I found this an extremely informative interview on a number of levels:
- How much Altman attributes the experience of Chat-GPT to the reinforcement training by human subjects rather than the underlying capacities of the model. This is what explains the sense that Chat-GPT is ‘trying to help you’.
- The corpus of content on which GPT is trained is huge and varied, though he draws attention to the importance of exclusions being made here. I would love to hear more about this and the decisions which guide these exclusions.
- He recognises the temptation to anthropomorphise Chat-GPT while insisting it has in some sense developed the capacity to reason based on ‘ingesting’ human culture.
- He explains the roll out strategy as a way of using ‘collective intelligence’ to identify issues in a way which would be beyond the capacities of the organisation on their own, as well as an intention to make mistakes while ‘the stakes are low’.
- He contrasts people approaching GPT as a database rather than using it as a partner for reasoning with.
- He suggests these models can “bring nuance back to the world” after it has been destroyed by Twitter. I found the political sociology implicit in this statement fascinating and suggest it needs being unpacked.

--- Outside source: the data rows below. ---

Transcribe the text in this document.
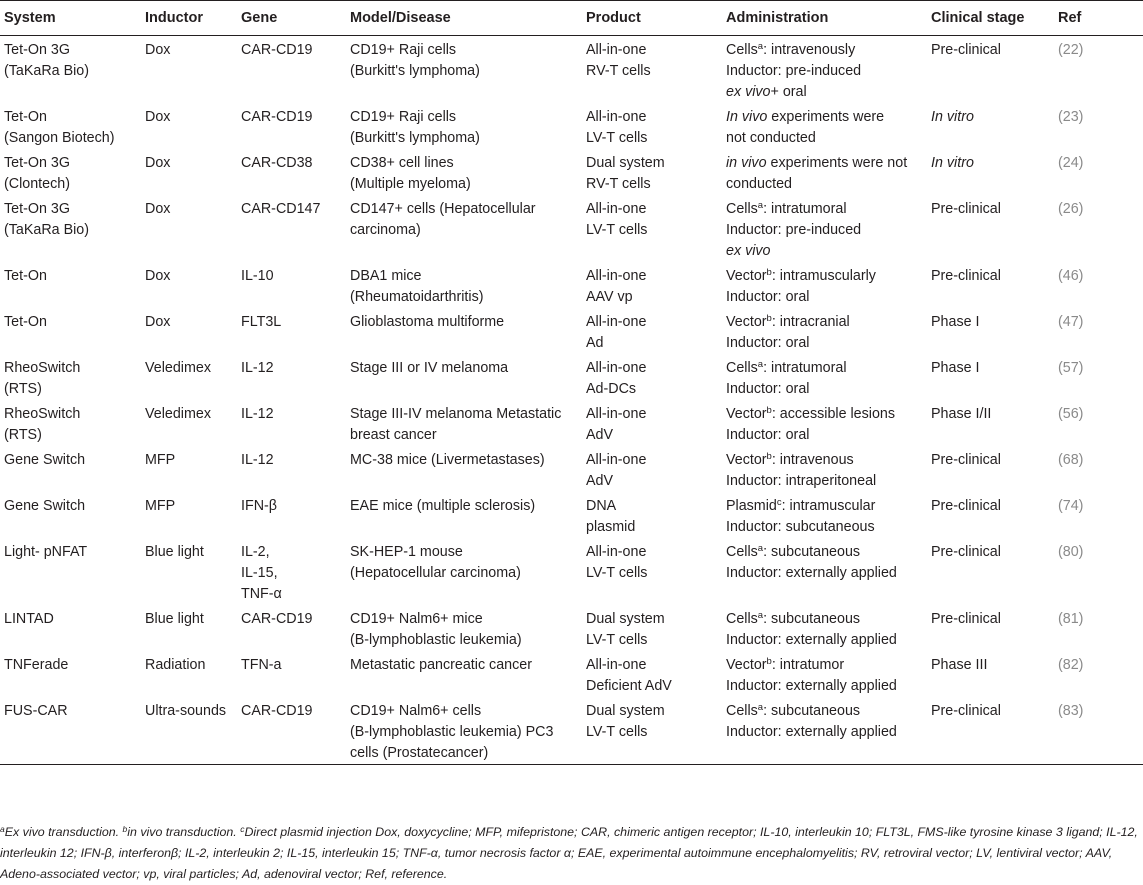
System	Inductor	Gene	Model/Disease	Product	Administration	Clinical stage	Ref

Tet-On 3G
(TaKaRa Bio)	Dox	CAR-CD19	CD19+ Raji cells
(Burkitt's lymphoma)	All-in-one
RV-T cells	Cells$^a$: intravenously
Inductor: pre-induced
ex vivo+ oral	Pre-clinical	(22)

Tet-On
(Sangon Biotech)	Dox	CAR-CD19	CD19+ Raji cells
(Burkitt's lymphoma)	All-in-one
LV-T cells	In vivo experiments were
not conducted	In vitro	(23)

Tet-On 3G
(Clontech)	Dox	CAR-CD38	CD38+ cell lines
(Multiple myeloma)	Dual system
RV-T cells	in vivo experiments were not
conducted	In vitro	(24)

Tet-On 3G
(TaKaRa Bio)	Dox	CAR-CD147	CD147+ cells (Hepatocellular
carcinoma)	All-in-one
LV-T cells	Cells$^a$: intratumoral
Inductor: pre-induced
ex vivo	Pre-clinical	(26)

Tet-On	Dox	IL-10	DBA1 mice
(Rheumatoidarthritis)	All-in-one
AAV vp	Vector$^b$: intramuscularly
Inductor: oral	Pre-clinical	(46)

Tet-On	Dox	FLT3L	Glioblastoma multiforme	All-in-one
Ad	Vector$^b$: intracranial
Inductor: oral	Phase I	(47)

RheoSwitch
(RTS)	Veledimex	IL-12	Stage III or IV melanoma	All-in-one
Ad-DCs	Cells$^a$: intratumoral
Inductor: oral	Phase I	(57)

RheoSwitch
(RTS)	Veledimex	IL-12	Stage III-IV melanoma Metastatic
breast cancer	All-in-one
AdV	Vector$^b$: accessible lesions
Inductor: oral	Phase I/II	(56)

Gene Switch	MFP	IL-12	MC-38 mice (Livermetastases)	All-in-one
AdV	Vector$^b$: intravenous
Inductor: intraperitoneal	Pre-clinical	(68)

Gene Switch	MFP	IFN-β	EAE mice (multiple sclerosis)	DNA
plasmid	Plasmid$^c$: intramuscular
Inductor: subcutaneous	Pre-clinical	(74)

Light- pNFAT	Blue light	IL-2,
IL-15,
TNF-α	SK-HEP-1 mouse
(Hepatocellular carcinoma)	All-in-one
LV-T cells	Cells$^a$: subcutaneous
Inductor: externally applied	Pre-clinical	(80)

LINTAD	Blue light	CAR-CD19	CD19+ Nalm6+ mice
(B-lymphoblastic leukemia)	Dual system
LV-T cells	Cells$^a$: subcutaneous
Inductor: externally applied	Pre-clinical	(81)

TNFerade	Radiation	TFN-a	Metastatic pancreatic cancer	All-in-one
Deficient AdV	Vector$^b$: intratumor
Inductor: externally applied	Phase III	(82)

FUS-CAR	Ultra-sounds	CAR-CD19	CD19+ Nalm6+ cells
(B-lymphoblastic leukemia) PC3
cells (Prostatecancer)	Dual system
LV-T cells	Cells$^a$: subcutaneous
Inductor: externally applied	Pre-clinical	(83)
$^a$Ex vivo transduction. $^b$in vivo transduction. $^c$Direct plasmid injection Dox, doxycycline; MFP, mifepristone; CAR, chimeric antigen receptor; IL-10, interleukin 10; FLT3L, FMS-like tyrosine kinase 3 ligand; IL-12, interleukin 12; IFN-β, interferonβ; IL-2, interleukin 2; IL-15, interleukin 15; TNF-α, tumor necrosis factor α; EAE, experimental autoimmune encephalomyelitis; RV, retroviral vector; LV, lentiviral vector; AAV, Adeno-associated vector; vp, viral particles; Ad, adenoviral vector; Ref, reference.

- He suggests the degree of alignment (to human purposes) is increasing faster than the underlying capabilities through a combination of internal and external strategies. Given how fast the capabilities increased between 3.5 and 4, I’d like to understand how degree of alignment is operationalised. He claims that people outside the field imagine alignment and capability as orthogonal to each other, whereas in the fact they are often entangled i.e. a more aligned model is a more capable model.
- Using the example of coding he suggests iterative dialogues with chat-gpt are becoming more important with each successive version. It’s not a one shot engagement but something that can be refined through a sustained engagement over time. This highlights the capabilities (including time and inclination) required to to persist in skilful ways in these engagements. I give it a year before we see ‘generative AI capital’ as a (crap) concept.
- He describes LLMs as part of the way that artificial general intelligence can be built. He frames their approach as ultra-pragmatic focused on what works even if it lacks the elegance which some in the field hoped would define progress towards AGI.
It was particularly interesting that he sees the short-term problems as being about misinformation and economic shocks e.g. how would you know if the conversations on Twitter are being directed by LLMs. I would have imagined the financial interests involve would leave him reluctant to raise these issues so openly. He suggests the rise of open source LLMs is going to radically transform the landscape in which we are operating.